Nonoche dalla chiaroveggente, che si fa leggere la fedeltà dell'uomo amato nell'albume di un uovo sbattuto in un bicchiere, protesta per il costo dell'uovo (un franco e cinquanta) e si sente rispondere: «La vita è cara... e l'uovo deve essere di una freschezza eccezionale». Nonoche che giura all'amica Louloute: «Ah, di' quello che vuoi, cara mia, io non sono né superstiziosa né credente»... Nonoche e l'amica che vanno al Louvre, un pomeriggio, «visto che piove e non abbiamo niente da fare» e la prima ha un fidanzato pittore, che sostiene lei ci azzecchi con l'arte «come un'ostrica in una collana di perle». E allora le due amiche osservano la Nike di Samotracia e non capiscono che cosa sia, perché sembra una donna, ma è senza testa, e quindi ipotizzano che sia una sfinge; poi osservano le donne nude di Rubens - «Ma guarda le tette! E che gambe corte! Le ginocchia da vitello! I piedi arrossati! Il sedere che tocca terra come uno strascico» - e deducono che, beh, «non doveva essere dura mantenersi, all'epoca, se gli uomini si accontentavano di pollastre del genere»... Nonoche, la parigina frivola sempre a caccia di uomini che apre Il carnevale di Nizza e altri racconti (Adelphi, pagg. 310, euro 19; a cura di Teresa Lussone) non pare quasi nemmeno un personaggio di Irène Némirovsky; eppure è proprio lei che la scrittrice consegna alle stampe per il suo esordio, il primo agosto del 1921, sul quindicinale Fantasio. In tutto, quattro piccole pièce, delle specie di sit-com ante litteram, che la stessa Némirovsky definisce «infantili e allegre», e infatti le firma «Popsy», che sta per «Topsy», il soprannome che le ha dato la governante inglese e che significa «sbadata, scervellata». Un po' come Nonoche, con la distanza ironica del caso...
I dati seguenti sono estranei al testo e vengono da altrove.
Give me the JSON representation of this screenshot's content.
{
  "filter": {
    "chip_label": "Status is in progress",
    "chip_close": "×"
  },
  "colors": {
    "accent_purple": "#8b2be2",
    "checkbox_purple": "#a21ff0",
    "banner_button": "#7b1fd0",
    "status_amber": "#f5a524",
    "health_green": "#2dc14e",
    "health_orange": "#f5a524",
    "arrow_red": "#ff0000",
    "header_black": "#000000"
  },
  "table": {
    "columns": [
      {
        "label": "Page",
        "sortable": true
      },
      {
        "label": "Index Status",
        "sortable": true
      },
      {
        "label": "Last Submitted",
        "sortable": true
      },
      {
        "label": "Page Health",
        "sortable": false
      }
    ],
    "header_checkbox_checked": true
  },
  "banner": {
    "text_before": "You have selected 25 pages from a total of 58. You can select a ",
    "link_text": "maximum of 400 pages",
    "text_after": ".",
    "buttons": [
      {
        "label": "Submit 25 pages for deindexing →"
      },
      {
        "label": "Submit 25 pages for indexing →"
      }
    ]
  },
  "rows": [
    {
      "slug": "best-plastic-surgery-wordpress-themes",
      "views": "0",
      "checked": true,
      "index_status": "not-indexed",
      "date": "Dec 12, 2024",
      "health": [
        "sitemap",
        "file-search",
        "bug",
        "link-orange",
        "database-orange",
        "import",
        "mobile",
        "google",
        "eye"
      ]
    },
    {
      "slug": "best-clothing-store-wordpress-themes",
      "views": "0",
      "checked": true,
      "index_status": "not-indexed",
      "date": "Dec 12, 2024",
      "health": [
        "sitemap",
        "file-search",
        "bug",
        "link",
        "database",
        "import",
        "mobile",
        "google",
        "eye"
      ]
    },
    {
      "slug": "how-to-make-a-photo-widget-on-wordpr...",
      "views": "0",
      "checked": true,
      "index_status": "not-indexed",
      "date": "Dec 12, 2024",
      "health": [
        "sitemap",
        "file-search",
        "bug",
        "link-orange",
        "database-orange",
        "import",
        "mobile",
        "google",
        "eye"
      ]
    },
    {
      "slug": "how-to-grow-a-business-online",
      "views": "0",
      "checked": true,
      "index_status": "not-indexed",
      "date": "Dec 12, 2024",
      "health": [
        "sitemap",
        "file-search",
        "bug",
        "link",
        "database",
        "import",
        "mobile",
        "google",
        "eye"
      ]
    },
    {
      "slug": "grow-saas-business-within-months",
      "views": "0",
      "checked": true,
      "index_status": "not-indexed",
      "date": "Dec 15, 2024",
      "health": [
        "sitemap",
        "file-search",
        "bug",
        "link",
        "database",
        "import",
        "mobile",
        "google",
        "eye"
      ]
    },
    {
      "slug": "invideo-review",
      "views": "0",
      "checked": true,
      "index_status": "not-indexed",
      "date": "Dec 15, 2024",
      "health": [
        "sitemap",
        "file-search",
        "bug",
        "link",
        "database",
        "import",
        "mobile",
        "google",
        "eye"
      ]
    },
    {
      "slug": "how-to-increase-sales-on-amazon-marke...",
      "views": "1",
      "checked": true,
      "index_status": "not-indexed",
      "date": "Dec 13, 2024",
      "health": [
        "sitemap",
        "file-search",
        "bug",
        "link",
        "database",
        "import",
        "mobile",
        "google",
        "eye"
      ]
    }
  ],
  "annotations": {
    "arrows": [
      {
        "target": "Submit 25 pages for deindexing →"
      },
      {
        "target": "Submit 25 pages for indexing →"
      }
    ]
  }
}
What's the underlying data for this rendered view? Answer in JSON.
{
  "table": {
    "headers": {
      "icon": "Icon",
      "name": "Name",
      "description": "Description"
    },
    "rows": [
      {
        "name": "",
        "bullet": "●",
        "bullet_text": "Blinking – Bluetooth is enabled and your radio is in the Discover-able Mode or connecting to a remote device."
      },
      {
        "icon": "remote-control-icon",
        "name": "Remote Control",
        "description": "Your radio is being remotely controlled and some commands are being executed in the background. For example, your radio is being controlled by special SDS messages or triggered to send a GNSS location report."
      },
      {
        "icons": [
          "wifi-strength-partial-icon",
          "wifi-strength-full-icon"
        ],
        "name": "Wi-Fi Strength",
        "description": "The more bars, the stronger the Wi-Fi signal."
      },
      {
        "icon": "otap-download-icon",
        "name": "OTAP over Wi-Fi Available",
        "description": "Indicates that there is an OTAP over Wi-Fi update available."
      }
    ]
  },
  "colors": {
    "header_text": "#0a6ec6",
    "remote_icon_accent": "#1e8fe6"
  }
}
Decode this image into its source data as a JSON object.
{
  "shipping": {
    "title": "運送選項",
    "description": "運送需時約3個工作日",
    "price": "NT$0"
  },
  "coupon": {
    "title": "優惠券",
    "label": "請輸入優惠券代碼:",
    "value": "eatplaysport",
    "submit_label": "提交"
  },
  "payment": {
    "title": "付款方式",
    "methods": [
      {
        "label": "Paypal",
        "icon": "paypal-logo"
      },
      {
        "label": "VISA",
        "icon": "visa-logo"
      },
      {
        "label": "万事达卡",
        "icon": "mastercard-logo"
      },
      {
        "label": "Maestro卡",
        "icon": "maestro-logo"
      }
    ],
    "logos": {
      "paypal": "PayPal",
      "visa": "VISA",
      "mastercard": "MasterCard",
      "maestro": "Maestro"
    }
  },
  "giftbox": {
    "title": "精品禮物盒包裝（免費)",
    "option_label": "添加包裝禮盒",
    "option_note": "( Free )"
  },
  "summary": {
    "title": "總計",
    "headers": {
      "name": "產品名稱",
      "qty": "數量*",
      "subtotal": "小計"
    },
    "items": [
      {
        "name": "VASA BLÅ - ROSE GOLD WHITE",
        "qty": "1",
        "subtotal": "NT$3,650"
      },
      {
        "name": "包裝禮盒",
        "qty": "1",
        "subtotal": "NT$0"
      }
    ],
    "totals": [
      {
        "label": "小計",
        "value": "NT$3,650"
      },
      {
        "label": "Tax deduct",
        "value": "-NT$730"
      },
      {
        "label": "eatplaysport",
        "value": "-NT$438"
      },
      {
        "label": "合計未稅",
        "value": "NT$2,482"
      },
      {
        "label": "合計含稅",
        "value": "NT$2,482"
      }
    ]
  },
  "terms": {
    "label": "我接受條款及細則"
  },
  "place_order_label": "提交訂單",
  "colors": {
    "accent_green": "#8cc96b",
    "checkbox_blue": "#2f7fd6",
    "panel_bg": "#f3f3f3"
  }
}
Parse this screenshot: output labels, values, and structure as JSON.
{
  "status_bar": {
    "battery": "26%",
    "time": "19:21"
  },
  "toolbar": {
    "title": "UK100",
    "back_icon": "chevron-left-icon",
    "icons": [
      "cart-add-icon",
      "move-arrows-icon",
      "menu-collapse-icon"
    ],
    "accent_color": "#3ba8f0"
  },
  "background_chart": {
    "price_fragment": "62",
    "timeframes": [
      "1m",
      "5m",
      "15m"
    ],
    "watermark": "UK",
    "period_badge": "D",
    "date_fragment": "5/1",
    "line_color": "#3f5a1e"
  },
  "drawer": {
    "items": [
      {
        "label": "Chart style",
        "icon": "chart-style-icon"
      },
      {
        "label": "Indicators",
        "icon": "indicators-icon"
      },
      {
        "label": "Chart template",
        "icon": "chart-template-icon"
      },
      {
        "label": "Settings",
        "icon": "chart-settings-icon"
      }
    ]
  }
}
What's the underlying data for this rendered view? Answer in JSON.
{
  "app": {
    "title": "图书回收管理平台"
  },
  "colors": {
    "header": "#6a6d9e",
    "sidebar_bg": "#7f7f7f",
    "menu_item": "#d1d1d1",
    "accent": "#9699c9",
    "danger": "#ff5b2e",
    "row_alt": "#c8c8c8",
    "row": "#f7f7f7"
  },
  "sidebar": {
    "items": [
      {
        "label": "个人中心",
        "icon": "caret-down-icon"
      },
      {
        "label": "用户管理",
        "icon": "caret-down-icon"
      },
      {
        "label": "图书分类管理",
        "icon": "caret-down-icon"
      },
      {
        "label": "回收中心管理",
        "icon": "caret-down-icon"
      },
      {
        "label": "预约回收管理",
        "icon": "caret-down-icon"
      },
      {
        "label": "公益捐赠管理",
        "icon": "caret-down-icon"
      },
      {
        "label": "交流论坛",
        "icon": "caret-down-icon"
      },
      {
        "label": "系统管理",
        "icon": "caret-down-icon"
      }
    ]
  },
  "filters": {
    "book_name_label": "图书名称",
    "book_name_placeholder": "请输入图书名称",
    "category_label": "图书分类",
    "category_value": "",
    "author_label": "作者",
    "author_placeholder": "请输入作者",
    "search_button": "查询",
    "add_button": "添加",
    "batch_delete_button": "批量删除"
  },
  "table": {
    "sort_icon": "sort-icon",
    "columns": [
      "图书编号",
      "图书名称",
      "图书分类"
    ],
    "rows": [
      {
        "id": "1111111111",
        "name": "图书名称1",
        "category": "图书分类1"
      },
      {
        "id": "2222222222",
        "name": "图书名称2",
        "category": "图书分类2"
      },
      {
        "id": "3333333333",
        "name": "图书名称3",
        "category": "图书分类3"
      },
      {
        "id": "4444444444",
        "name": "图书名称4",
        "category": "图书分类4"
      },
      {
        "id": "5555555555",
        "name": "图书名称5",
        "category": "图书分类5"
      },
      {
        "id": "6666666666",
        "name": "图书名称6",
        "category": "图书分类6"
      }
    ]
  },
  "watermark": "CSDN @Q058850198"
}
Anche Iréne Némirovsky, insomma, è stata un po' «Topsy», una ragazza senza troppi pensieri, almeno per un periodo: «Non crediate... che la mia adolescenza sia stata solo aule studio ed esami» avrebbe confessato in una intervista, citata da Teresa Lussone nella sua postfazione. Scoprire questo lato «leggero» della scrittrice è uno dei piaceri di questa raccolta, che comprende diciassette racconti scritti fra il 1921 e il 1937, ovvero fra quando Némirovsky ha diciotto anni (è nata a Kiev nel 1903) e fino a cinque anni prima della sua morte ad Auschwitz (nell'agosto del 1942). I primi quattro, con protagonista Nonoche, sono puro divertimento; segue poi una serie di racconti in stile cinematografico, con tanto di indicazioni di scena; I fumi del vino è ambientato nella Finlandia dello scontro civile del 1917 e vede scorrere, oltre al sangue, ettolitri di alcol, saccheggiato dalla folla ubriaca nelle cantine imperiali. La Finlandia è stata una delle tappe dell'esilio della famiglia di Iréne: con l'arrivo al potere dei bolscevichi, il padre Leonid, un uomo d'affari benestante ed ebreo, finisce sulla lista nera dei rivoluzionari e così da San Pietroburgo (diventata Pietrogrado), i Némirosvky scappano prima in Carelia, poi in Svezia e infine in Francia. Nel 1919, Iréne è a Parigi, in un appartamento a due passi dagli Champs-Élysées; due anni dopo si iscrive alla Sorbona e, per la prima volta, pubblica un racconto, Nonoche dalla chiaroveggente. È l'esordio breve di quella che poi sarà considerata (in vita e dopo) soprattutto una grande romanziera, dal suo capolavoro Suite francese in giù.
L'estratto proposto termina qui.